Two cheers for our centenary
LAYING THE FOUNDATIONS: Lord Denman in uniform, and Andrew Fisher, centre, addressing the assembled crowd in Canberra on March 12, 1913.
This year's Canberra centenary deserves to be celebrated because of two things that did not happen at the ceremony held on Wednesday, March 12, 1913.
Canberra, on that day, did not get a new name and, amid some pomp, the foundation stones were laid for a so-called ''commencement column'' that never saw the light of day.
The main achievement of the ceremony in 1913 was to assure people that Canberra was not going to be given a new name; in 1913, the area was already called Canberra. The first white people who settled in the area adapted the local indigenous placename.
King O ' Malley laying the third stone of the commencement column in 1913.
After Canberra was chosen as the site of the new federal capital city, the nation's politicians were tempted to give it a grander name, in view of its enhanced status.

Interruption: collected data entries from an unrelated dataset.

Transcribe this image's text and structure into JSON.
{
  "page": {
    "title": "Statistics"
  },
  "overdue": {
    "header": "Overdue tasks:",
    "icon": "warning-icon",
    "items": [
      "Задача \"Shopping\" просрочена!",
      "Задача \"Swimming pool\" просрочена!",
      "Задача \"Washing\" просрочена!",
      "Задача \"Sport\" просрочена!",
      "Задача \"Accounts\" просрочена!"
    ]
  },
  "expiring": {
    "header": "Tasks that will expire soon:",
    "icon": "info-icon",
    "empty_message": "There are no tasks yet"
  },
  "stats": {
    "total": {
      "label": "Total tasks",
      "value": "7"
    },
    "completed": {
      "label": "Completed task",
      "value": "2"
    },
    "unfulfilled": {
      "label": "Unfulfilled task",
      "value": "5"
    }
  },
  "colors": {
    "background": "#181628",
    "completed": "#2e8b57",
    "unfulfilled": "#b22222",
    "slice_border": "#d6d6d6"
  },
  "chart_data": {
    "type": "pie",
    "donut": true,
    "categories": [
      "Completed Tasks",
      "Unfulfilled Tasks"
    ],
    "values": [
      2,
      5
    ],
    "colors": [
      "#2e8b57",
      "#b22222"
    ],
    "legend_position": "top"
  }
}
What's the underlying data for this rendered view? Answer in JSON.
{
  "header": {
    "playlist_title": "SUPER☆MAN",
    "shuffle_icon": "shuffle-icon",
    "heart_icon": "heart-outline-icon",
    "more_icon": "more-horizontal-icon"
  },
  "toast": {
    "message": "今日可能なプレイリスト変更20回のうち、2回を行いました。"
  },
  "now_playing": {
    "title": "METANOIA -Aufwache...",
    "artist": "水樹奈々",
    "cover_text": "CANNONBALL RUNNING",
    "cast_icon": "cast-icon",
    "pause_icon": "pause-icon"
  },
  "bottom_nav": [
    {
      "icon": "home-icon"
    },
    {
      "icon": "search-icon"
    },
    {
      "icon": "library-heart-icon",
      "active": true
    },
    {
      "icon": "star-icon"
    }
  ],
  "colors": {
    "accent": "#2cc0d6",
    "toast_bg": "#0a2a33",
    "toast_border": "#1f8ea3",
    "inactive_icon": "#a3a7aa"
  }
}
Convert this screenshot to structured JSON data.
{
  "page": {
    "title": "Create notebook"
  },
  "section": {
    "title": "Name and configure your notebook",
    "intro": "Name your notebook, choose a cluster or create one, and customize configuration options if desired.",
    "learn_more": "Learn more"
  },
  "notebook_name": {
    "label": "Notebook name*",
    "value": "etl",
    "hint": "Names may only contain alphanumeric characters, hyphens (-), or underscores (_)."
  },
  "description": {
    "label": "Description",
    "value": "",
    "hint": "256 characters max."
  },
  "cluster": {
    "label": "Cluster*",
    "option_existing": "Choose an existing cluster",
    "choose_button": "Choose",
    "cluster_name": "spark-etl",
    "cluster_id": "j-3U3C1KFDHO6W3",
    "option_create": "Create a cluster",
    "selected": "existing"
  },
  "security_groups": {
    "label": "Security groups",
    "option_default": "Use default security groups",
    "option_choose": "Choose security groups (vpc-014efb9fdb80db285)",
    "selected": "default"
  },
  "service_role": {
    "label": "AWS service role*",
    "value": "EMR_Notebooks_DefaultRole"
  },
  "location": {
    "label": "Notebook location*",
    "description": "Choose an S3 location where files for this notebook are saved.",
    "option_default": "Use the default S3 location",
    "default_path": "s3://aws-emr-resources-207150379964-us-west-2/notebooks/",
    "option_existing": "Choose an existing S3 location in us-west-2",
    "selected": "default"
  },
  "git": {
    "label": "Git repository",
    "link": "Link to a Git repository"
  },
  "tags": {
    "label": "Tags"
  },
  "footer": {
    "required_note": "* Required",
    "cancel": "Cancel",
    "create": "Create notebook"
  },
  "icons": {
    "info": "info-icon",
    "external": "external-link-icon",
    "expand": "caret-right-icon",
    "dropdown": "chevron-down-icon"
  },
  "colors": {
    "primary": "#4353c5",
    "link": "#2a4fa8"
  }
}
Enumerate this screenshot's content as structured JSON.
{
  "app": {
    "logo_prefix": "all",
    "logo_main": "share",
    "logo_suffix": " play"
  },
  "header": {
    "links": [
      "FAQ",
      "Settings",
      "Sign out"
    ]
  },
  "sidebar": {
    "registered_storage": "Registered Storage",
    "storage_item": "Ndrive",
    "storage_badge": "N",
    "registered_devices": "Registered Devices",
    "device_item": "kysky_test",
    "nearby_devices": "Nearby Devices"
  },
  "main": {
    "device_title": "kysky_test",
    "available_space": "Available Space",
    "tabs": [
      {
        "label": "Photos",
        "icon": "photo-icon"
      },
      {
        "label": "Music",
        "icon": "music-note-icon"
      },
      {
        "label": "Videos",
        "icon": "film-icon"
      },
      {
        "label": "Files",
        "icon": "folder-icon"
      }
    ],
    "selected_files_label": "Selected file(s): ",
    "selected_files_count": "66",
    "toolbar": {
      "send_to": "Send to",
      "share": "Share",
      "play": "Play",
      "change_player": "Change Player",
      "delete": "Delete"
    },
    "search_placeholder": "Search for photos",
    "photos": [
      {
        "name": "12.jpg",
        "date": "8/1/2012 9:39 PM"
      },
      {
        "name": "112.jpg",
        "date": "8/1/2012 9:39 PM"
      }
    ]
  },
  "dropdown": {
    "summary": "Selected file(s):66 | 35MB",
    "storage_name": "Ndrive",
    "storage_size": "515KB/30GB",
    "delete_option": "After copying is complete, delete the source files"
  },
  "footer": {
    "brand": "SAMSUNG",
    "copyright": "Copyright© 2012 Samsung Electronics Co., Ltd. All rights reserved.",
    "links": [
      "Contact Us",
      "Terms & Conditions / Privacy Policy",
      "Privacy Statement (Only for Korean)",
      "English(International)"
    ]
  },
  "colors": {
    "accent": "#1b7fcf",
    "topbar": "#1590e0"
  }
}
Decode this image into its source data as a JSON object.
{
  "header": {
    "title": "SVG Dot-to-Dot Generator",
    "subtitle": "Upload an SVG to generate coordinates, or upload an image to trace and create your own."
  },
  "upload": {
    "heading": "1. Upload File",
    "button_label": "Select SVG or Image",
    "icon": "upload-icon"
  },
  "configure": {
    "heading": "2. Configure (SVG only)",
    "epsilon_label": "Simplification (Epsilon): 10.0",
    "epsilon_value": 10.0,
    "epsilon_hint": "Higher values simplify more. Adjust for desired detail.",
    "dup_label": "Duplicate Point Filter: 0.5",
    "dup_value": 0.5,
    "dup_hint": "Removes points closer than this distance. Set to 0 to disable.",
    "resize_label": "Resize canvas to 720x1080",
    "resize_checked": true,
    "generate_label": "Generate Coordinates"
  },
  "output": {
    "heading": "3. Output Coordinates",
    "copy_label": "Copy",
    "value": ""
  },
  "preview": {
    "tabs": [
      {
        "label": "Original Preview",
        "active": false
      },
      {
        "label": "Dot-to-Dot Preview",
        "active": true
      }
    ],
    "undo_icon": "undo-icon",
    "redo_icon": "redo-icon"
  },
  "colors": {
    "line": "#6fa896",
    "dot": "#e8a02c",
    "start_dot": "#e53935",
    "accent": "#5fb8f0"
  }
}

The government of Andrew Fisher considered a range of possible new names. Fisher's colleague King O'Malley, who was the responsible minister, suggested Shakespeare. Empire City, Royalton, Myola, New London, Austral-Eden, Concordia and Aryan City were among the many other exotic contenders. Amid this cacophony, consensus on a name change was impossible.
With no agreement in sight, the Fisher cabinet did what cabinets sometimes do in such situations. It opted to stick with the status quo.
There was much joy in Canberra at the 1913 ceremony when Lady Denman, the wife of the governor-general, revealed that the original appellation of the area was to be retained.
The actual moment of birth for the new capital occurred half an hour before Lady Denman's announcement, when Lord Denman, Andrew Fisher and King O'Malley laid the foundation stones of a yet-to-be built commencement column. This future monument was going to be a wondrous geopolitical icon. The column, when complete, would be eight metres high. Stones for the edifice would come from Britain, all of the Australian states and from other parts of the British empire, including restive Ireland.
The base of the column would comprise six blocks representing the six states. Above this base would be stonework signifying the Australian federation. This in turn would be topped off by an obelisk that would represent the British empire and would comprise granite imported from Britain. The references to Australia, be it noted, were confined to the lower levels of the monument. It was our destiny, as represented by the commencement column, to play a subordinate role in a monolithic empire.
But from the start, the column had trouble commencing. The task of getting granite or basalt from sites across the world posed a logistical nightmare. Completion of the project was quickly postponed.
Word War I, which began a year after the 1913 ceremony, was the real killer. Mass slaughter over the next four years undermined the pro-British viewpoint that the proposed column extolled. After 1918, work did not progress. Years became decades and nothing still eventuated.
World War II delivered the final blow to the unbuilt commencement column's ethos. In 1942 the United States replaced the British empire as Australia's protector.
While these mighty events were unfolding the three foundation stones lay hidden away on Capital Hill. It was not until the 1950s that the public servants who ran Canberra had time to address this situation. The now forlorn state of the city's sacred stones was not a good look for a national capital.
Something had to be done and yet the concept of the commencement column, of which the stones formed a part, had ceased to be viable.
An examination of archival records indicates that various options to deal with this problem were canvassed. One proposal was for a modified column devoid of imperial references. Another suggestion involved turning the column into a fountain.
In the end, in 1957, a minimalist approach prevailed. There was going to be no column of any kind. The stone laid by King O'Malley, now too vandalised, was removed and a replica installed. A capping was placed on top of the three stones. An access road was built and a notice board appeared. The only other change was in nomenclature. The commencement column's non-existence was finally ended. From now on, the bureaucrats decreed, the scaled-down icon of Canberra's birth was to be known as the Commemoration Stone. This was a neat outcome. It tidied up the problem left behind by the politicians who dreamed up the column in the first place.
So bad results were averted. Had unfettered political imagination had its way in 1913 we would have ended up with Australia's capital being afflicted forever with an exotic concoction of a name and with the city having at its heart an obelisk bidding obedience to a dying empire.
We should be forever grateful for escaping such a fate.